In all but one case this year, the twins were separated, she said. School is a competitive environment, she said, and students enter “a whole new stage of learning.” It’s an opportunity for each twin to be “part of a new group,” she said. “For some twins, it’s a positive experience and separation time.”
That doesn’t mean they have to be separated all day, she said. “For our full day kids who are twins, we put them with teachers with similar schedules so that they can have lunch together. This allows them to reconnect with their twin during the day.
Gretchen Patrizi, whose fraternal twin sons, Hank and Sam, attend half day kindergarten, said she’s happy they are in separate classes.
“At first, we were going to keep them together. Then we listened to the school and all the reasons for separation. They were right on. We hope they are always best buddies, but it’s good for them to have their own friendships too,” Mrs. Patrizi said.

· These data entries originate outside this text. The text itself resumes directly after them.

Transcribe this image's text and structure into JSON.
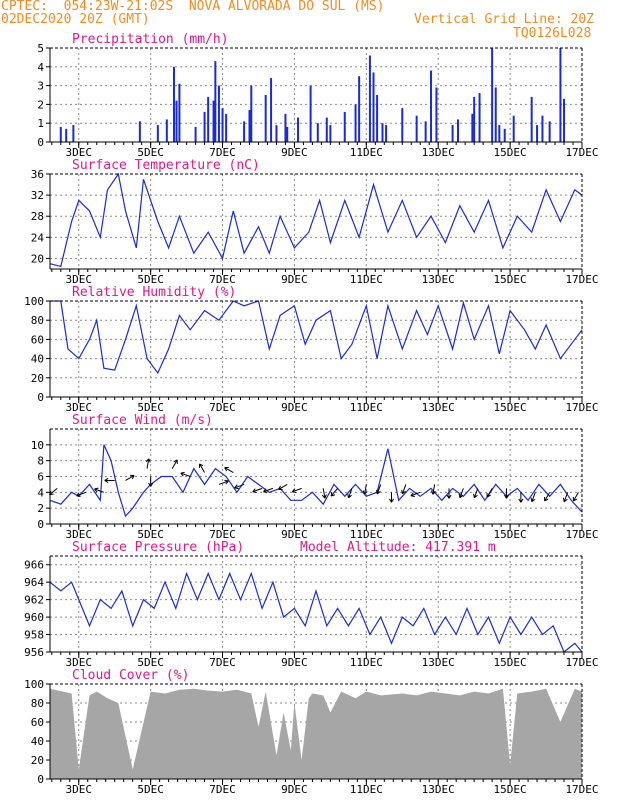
{
  "header": {
    "line1": "CPTEC:  054:23W-21:02S  NOVA ALVORADA DO SUL (MS)",
    "line2_left": "02DEC2020 20Z (GMT)",
    "line2_right": "Vertical Grid Line: 20Z",
    "line3_right": "TQ0126L028"
  },
  "colors": {
    "header": "#f28c1e",
    "title": "#e0188c",
    "series": "#1a2bd6",
    "cloud": "#a6a6a6",
    "grid": "#8a8a8a"
  },
  "x_tick_labels": [
    "3DEC",
    "5DEC",
    "7DEC",
    "9DEC",
    "11DEC",
    "13DEC",
    "15DEC",
    "17DEC"
  ],
  "x_tick_days": [
    3,
    5,
    7,
    9,
    11,
    13,
    15,
    17
  ],
  "x_range_days": [
    2.2,
    17.0
  ],
  "chart_data": [
    {
      "type": "bar",
      "title": "Precipitation (mm/h)",
      "ylim": [
        0,
        5
      ],
      "yticks": [
        0,
        1,
        2,
        3,
        4,
        5
      ],
      "x": [
        2.5,
        2.65,
        2.85,
        4.7,
        5.2,
        5.45,
        5.65,
        5.72,
        5.8,
        6.25,
        6.5,
        6.6,
        6.75,
        6.8,
        6.9,
        7.0,
        7.1,
        7.6,
        7.75,
        7.8,
        8.2,
        8.35,
        8.5,
        8.75,
        8.8,
        9.1,
        9.45,
        9.65,
        9.9,
        10.0,
        10.4,
        10.7,
        10.8,
        11.1,
        11.2,
        11.3,
        11.45,
        11.55,
        12.0,
        12.4,
        12.65,
        12.8,
        12.95,
        13.4,
        13.55,
        13.95,
        14.0,
        14.15,
        14.5,
        14.6,
        14.7,
        14.85,
        15.1,
        15.6,
        15.75,
        15.9,
        16.1,
        16.4,
        16.5
      ],
      "values": [
        0.8,
        0.7,
        0.9,
        1.1,
        0.9,
        1.2,
        4.0,
        2.2,
        3.1,
        0.8,
        1.6,
        2.4,
        2.2,
        4.3,
        3.0,
        1.8,
        1.5,
        1.1,
        1.7,
        3.0,
        2.5,
        3.4,
        0.9,
        1.5,
        0.8,
        1.3,
        3.0,
        1.0,
        1.3,
        0.9,
        1.6,
        2.0,
        3.5,
        4.6,
        3.7,
        2.5,
        1.0,
        0.9,
        1.8,
        1.4,
        1.1,
        3.8,
        2.9,
        0.9,
        1.2,
        1.5,
        2.4,
        2.6,
        5.0,
        2.9,
        0.9,
        0.7,
        1.4,
        2.4,
        0.9,
        1.4,
        1.1,
        5.0,
        2.3
      ]
    },
    {
      "type": "line",
      "title": "Surface Temperature (nC)",
      "ylim": [
        18,
        36
      ],
      "yticks": [
        20,
        24,
        28,
        32,
        36
      ],
      "x": [
        2.2,
        2.5,
        2.8,
        3.0,
        3.3,
        3.6,
        3.8,
        4.1,
        4.3,
        4.6,
        4.8,
        5.2,
        5.5,
        5.8,
        6.2,
        6.6,
        7.0,
        7.3,
        7.6,
        8.0,
        8.3,
        8.6,
        9.0,
        9.4,
        9.7,
        10.0,
        10.4,
        10.8,
        11.2,
        11.6,
        12.0,
        12.4,
        12.8,
        13.2,
        13.6,
        14.0,
        14.4,
        14.8,
        15.2,
        15.6,
        16.0,
        16.4,
        16.8,
        17.0
      ],
      "y": [
        19,
        18.5,
        27,
        31,
        29,
        24,
        33,
        36,
        29,
        22,
        35,
        27,
        22,
        28,
        21,
        25,
        20,
        29,
        21,
        26,
        21,
        28,
        22,
        25,
        31,
        23,
        31,
        24,
        34,
        25,
        31,
        24,
        28,
        23,
        30,
        25,
        31,
        22,
        28,
        25,
        33,
        27,
        33,
        32
      ]
    },
    {
      "type": "line",
      "title": "Relative Humidity (%)",
      "ylim": [
        0,
        100
      ],
      "yticks": [
        0,
        20,
        40,
        60,
        80,
        100
      ],
      "x": [
        2.2,
        2.5,
        2.7,
        3.0,
        3.3,
        3.5,
        3.7,
        4.0,
        4.3,
        4.6,
        4.9,
        5.2,
        5.5,
        5.8,
        6.1,
        6.5,
        6.9,
        7.3,
        7.6,
        8.0,
        8.3,
        8.6,
        9.0,
        9.3,
        9.6,
        10.0,
        10.3,
        10.6,
        11.0,
        11.3,
        11.6,
        12.0,
        12.4,
        12.7,
        13.0,
        13.4,
        13.7,
        14.0,
        14.4,
        14.7,
        15.0,
        15.4,
        15.7,
        16.0,
        16.4,
        16.7,
        17.0
      ],
      "y": [
        100,
        100,
        50,
        40,
        60,
        80,
        30,
        28,
        60,
        95,
        40,
        25,
        50,
        85,
        70,
        90,
        80,
        100,
        95,
        100,
        50,
        85,
        95,
        55,
        80,
        90,
        40,
        55,
        95,
        40,
        95,
        50,
        90,
        65,
        95,
        50,
        98,
        60,
        95,
        45,
        90,
        70,
        50,
        75,
        40,
        55,
        70
      ]
    },
    {
      "type": "line",
      "title": "Surface Wind (m/s)",
      "ylim": [
        0,
        12
      ],
      "yticks": [
        0,
        2,
        4,
        6,
        8,
        10
      ],
      "x": [
        2.2,
        2.5,
        2.8,
        3.0,
        3.3,
        3.6,
        3.7,
        3.9,
        4.1,
        4.3,
        4.5,
        4.8,
        5.0,
        5.3,
        5.6,
        5.9,
        6.2,
        6.5,
        6.8,
        7.1,
        7.4,
        7.7,
        8.0,
        8.3,
        8.6,
        8.9,
        9.2,
        9.5,
        9.8,
        10.1,
        10.4,
        10.7,
        11.0,
        11.3,
        11.6,
        11.9,
        12.2,
        12.5,
        12.8,
        13.1,
        13.4,
        13.7,
        14.0,
        14.3,
        14.6,
        14.9,
        15.2,
        15.5,
        15.8,
        16.1,
        16.4,
        16.7,
        17.0
      ],
      "y": [
        3,
        2.5,
        4,
        3.5,
        5,
        3,
        10,
        8,
        4,
        1,
        2,
        4,
        5,
        6,
        6,
        4,
        7,
        5,
        7,
        6,
        4,
        6,
        5,
        4,
        4.5,
        3,
        3,
        4,
        2.5,
        5,
        3.5,
        5,
        3.5,
        4,
        9.5,
        3,
        4.5,
        3.5,
        4.5,
        3,
        4.5,
        3.5,
        5,
        3,
        5,
        3.5,
        4.5,
        3,
        5,
        3.5,
        5,
        3,
        1.5
      ]
    },
    {
      "type": "line",
      "title": "Surface Pressure (hPa)",
      "ylim": [
        956,
        967
      ],
      "yticks": [
        956,
        958,
        960,
        962,
        964,
        966
      ],
      "x": [
        2.2,
        2.5,
        2.8,
        3.0,
        3.3,
        3.6,
        3.9,
        4.2,
        4.5,
        4.8,
        5.1,
        5.4,
        5.7,
        6.0,
        6.3,
        6.6,
        6.9,
        7.2,
        7.5,
        7.8,
        8.1,
        8.4,
        8.7,
        9.0,
        9.3,
        9.6,
        9.9,
        10.2,
        10.5,
        10.8,
        11.1,
        11.4,
        11.7,
        12.0,
        12.3,
        12.6,
        12.9,
        13.2,
        13.5,
        13.8,
        14.1,
        14.4,
        14.7,
        15.0,
        15.3,
        15.6,
        15.9,
        16.2,
        16.5,
        16.8,
        17.0
      ],
      "y": [
        964,
        963,
        964,
        962,
        959,
        962,
        961,
        963,
        959,
        962,
        961,
        964,
        961,
        965,
        962,
        965,
        962,
        965,
        962,
        965,
        961,
        964,
        960,
        961,
        959,
        963,
        959,
        961,
        959,
        961,
        958,
        960,
        957,
        960,
        959,
        961,
        958,
        960,
        958,
        961,
        958,
        960,
        957,
        960,
        958,
        960,
        958,
        959,
        956,
        957,
        956
      ]
    },
    {
      "type": "area",
      "title": "Cloud Cover (%)",
      "ylim": [
        0,
        100
      ],
      "yticks": [
        0,
        20,
        40,
        60,
        80,
        100
      ],
      "x": [
        2.2,
        2.8,
        3.0,
        3.3,
        3.5,
        3.8,
        4.1,
        4.5,
        5.0,
        5.4,
        5.8,
        6.2,
        6.6,
        7.0,
        7.4,
        7.8,
        8.0,
        8.2,
        8.5,
        8.7,
        8.9,
        9.0,
        9.2,
        9.4,
        9.5,
        9.8,
        10.0,
        10.3,
        10.7,
        11.0,
        11.4,
        12.0,
        12.4,
        12.8,
        13.2,
        13.6,
        14.0,
        14.4,
        14.8,
        15.0,
        15.2,
        15.6,
        16.0,
        16.4,
        16.8,
        17.0
      ],
      "y": [
        95,
        90,
        10,
        88,
        92,
        85,
        80,
        10,
        92,
        90,
        94,
        95,
        93,
        92,
        94,
        90,
        55,
        92,
        25,
        70,
        30,
        80,
        20,
        85,
        90,
        88,
        70,
        92,
        85,
        92,
        88,
        90,
        88,
        92,
        90,
        88,
        92,
        90,
        95,
        15,
        90,
        92,
        95,
        60,
        95,
        92
      ]
    }
  ],
  "subtitle": {
    "altitude_text": "Model Altitude: 417.391 m"
  },
  "wind_arrows": [
    {
      "x": 2.4,
      "v": 4.5,
      "a": 220
    },
    {
      "x": 3.2,
      "v": 4,
      "a": 200
    },
    {
      "x": 3.7,
      "v": 4,
      "a": 160
    },
    {
      "x": 4.0,
      "v": 5.5,
      "a": 180
    },
    {
      "x": 4.3,
      "v": 5.5,
      "a": 30
    },
    {
      "x": 4.9,
      "v": 7,
      "a": 80
    },
    {
      "x": 5.0,
      "v": 6,
      "a": 270
    },
    {
      "x": 5.6,
      "v": 7,
      "a": 60
    },
    {
      "x": 6.1,
      "v": 6,
      "a": 160
    },
    {
      "x": 6.5,
      "v": 6.5,
      "a": 120
    },
    {
      "x": 6.9,
      "v": 5,
      "a": 20
    },
    {
      "x": 7.3,
      "v": 6.5,
      "a": 150
    },
    {
      "x": 7.6,
      "v": 5,
      "a": 200
    },
    {
      "x": 8.1,
      "v": 4.5,
      "a": 200
    },
    {
      "x": 8.4,
      "v": 4.5,
      "a": 200
    },
    {
      "x": 8.8,
      "v": 5,
      "a": 210
    },
    {
      "x": 9.2,
      "v": 4.5,
      "a": 200
    },
    {
      "x": 9.8,
      "v": 4.5,
      "a": 280
    },
    {
      "x": 10.2,
      "v": 4.5,
      "a": 230
    },
    {
      "x": 10.6,
      "v": 4.5,
      "a": 250
    },
    {
      "x": 11.0,
      "v": 5,
      "a": 260
    },
    {
      "x": 11.4,
      "v": 5,
      "a": 250
    },
    {
      "x": 11.7,
      "v": 4,
      "a": 270
    },
    {
      "x": 12.1,
      "v": 5,
      "a": 250
    },
    {
      "x": 12.5,
      "v": 4,
      "a": 200
    },
    {
      "x": 12.9,
      "v": 5,
      "a": 260
    },
    {
      "x": 13.3,
      "v": 4.5,
      "a": 270
    },
    {
      "x": 13.7,
      "v": 4.5,
      "a": 250
    },
    {
      "x": 14.1,
      "v": 4.5,
      "a": 250
    },
    {
      "x": 14.5,
      "v": 4.5,
      "a": 240
    },
    {
      "x": 14.9,
      "v": 4.5,
      "a": 270
    },
    {
      "x": 15.3,
      "v": 4,
      "a": 270
    },
    {
      "x": 15.7,
      "v": 4,
      "a": 250
    },
    {
      "x": 16.1,
      "v": 4,
      "a": 240
    },
    {
      "x": 16.6,
      "v": 4,
      "a": 250
    },
    {
      "x": 16.9,
      "v": 4,
      "a": 240
    }
  ]
}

“If parents want their twins to be together, that’s fine too,” said Mrs. Kahle. Kindergarten is a time of transition, and, if one is very dependent on the other, it might be best to put them in the same class, she said. “Once they’ve made the transition to school, we separate them when they move to first grade.”
Splitting up the triplets couldn’t have easily been accomplished, since they attend half day and there are only two half-day classes in the morning and afternoon.
Mrs. Brownfield, who moved with her family from Aurora to Bainbridge just two weeks ago, said the twins are excited to attend school and love their teacher.
While they’re in the same class, each of the girls has a different favorite activity at school, she said. Sydney loves to play with Polly Pocket, and Savannah enjoys stories.
“I like going on the school bus,” Shelby said.